I have an ex-girlfriend from some years back who'd be a great match for him. She's a very nice girl who holds long conversations with her teddy bear, sincerely believes the teddy bear is talking back to her and only occasionally went completely off the deep end claimed the teddy bear told her it had seen me cheating on her with another woman.

They could spend their days happily scaring the dickens out of each other and everyone around them [Smile]

Isolated horror stories aside, though, for everyone traumatic, life threatening date I've had, I've had half a dozen that were okay. Don't let this run of bad luck get to you you too much. Giving up isn't the answer.


...and for those who know me: Yes, I know full well just how hypocritcal that last statement is, but I'm trying to talk myself into believing it.
 
Posted by Too Cool To Quit (Member # 2217) on May 11, 2006, 19:42:
 
quote:
Originally posted by Steen:
I have an ex-girlfriend from some years back who'd be a great match for him. She's a very nice girl who holds long conversations with her teddy bear, sincerely believes the teddy bear is talking back to her and only occasionally went completely off the deep end claimed the teddy bear told her it had seen me cheating on her with another woman.

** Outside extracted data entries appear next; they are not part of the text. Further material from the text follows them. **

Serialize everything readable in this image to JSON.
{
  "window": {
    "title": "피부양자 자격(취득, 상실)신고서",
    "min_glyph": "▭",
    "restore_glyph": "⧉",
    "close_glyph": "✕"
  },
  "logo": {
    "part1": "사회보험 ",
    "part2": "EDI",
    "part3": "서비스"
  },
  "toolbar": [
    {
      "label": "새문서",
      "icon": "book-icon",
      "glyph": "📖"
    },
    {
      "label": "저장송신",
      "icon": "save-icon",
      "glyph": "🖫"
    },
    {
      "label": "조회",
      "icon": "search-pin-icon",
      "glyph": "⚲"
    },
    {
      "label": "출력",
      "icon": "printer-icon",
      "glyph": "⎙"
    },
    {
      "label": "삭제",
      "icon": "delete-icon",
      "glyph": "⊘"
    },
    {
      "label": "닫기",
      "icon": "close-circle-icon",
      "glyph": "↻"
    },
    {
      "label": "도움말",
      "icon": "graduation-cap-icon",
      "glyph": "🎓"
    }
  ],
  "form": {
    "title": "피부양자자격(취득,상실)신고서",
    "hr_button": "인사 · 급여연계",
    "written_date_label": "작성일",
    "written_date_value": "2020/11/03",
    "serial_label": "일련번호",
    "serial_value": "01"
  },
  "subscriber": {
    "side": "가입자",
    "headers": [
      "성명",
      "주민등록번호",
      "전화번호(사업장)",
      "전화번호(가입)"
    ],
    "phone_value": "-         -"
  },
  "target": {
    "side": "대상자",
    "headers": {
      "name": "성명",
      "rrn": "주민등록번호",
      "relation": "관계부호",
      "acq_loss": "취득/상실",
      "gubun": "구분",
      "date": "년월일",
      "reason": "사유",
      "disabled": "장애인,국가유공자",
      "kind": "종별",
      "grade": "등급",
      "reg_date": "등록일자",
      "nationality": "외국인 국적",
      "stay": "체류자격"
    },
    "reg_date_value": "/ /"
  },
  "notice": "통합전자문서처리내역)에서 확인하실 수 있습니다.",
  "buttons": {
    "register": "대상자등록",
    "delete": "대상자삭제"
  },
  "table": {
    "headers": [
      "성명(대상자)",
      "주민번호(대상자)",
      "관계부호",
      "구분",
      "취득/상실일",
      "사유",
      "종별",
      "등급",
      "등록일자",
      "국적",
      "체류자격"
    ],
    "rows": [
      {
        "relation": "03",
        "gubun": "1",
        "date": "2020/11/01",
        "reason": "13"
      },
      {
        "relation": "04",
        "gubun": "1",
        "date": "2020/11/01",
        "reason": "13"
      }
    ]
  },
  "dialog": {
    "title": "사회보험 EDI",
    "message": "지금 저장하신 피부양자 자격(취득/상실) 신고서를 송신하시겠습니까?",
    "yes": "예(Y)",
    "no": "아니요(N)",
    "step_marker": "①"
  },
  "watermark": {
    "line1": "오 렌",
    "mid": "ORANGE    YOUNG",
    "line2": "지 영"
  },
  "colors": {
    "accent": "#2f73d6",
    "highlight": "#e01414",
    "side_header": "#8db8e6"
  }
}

Wow, is this more common than I first thought? Is there a name for such a... realistical misconstruancy?
 
Posted by The Famous Druid (Member # 1769) on May 11, 2006, 22:58:
 
quote:
Originally posted by Too Cool To Quit:
quote:
Originally posted by Steen:
I have an ex-girlfriend from some years back who'd be a great match for him. She's a very nice girl who holds long conversations with her teddy bear, sincerely believes the teddy bear is talking back to her and only occasionally went completely off the deep end claimed the teddy bear told her it had seen me cheating on her with another woman.

Wow, is this more common than I first thought? Is there a name for such a... realistical misconstruancy?
I had an ex who had conversations with her soft-toy dog. That's the same ex who taught me (the hard way) how to disarm an assailant armed with a knife.

Run away. Very fast.
 
Posted by Too Cool To Quit (Member # 2217) on May 13, 2006, 08:42:
 
I did, 6 months and a week ago, and I never looked back.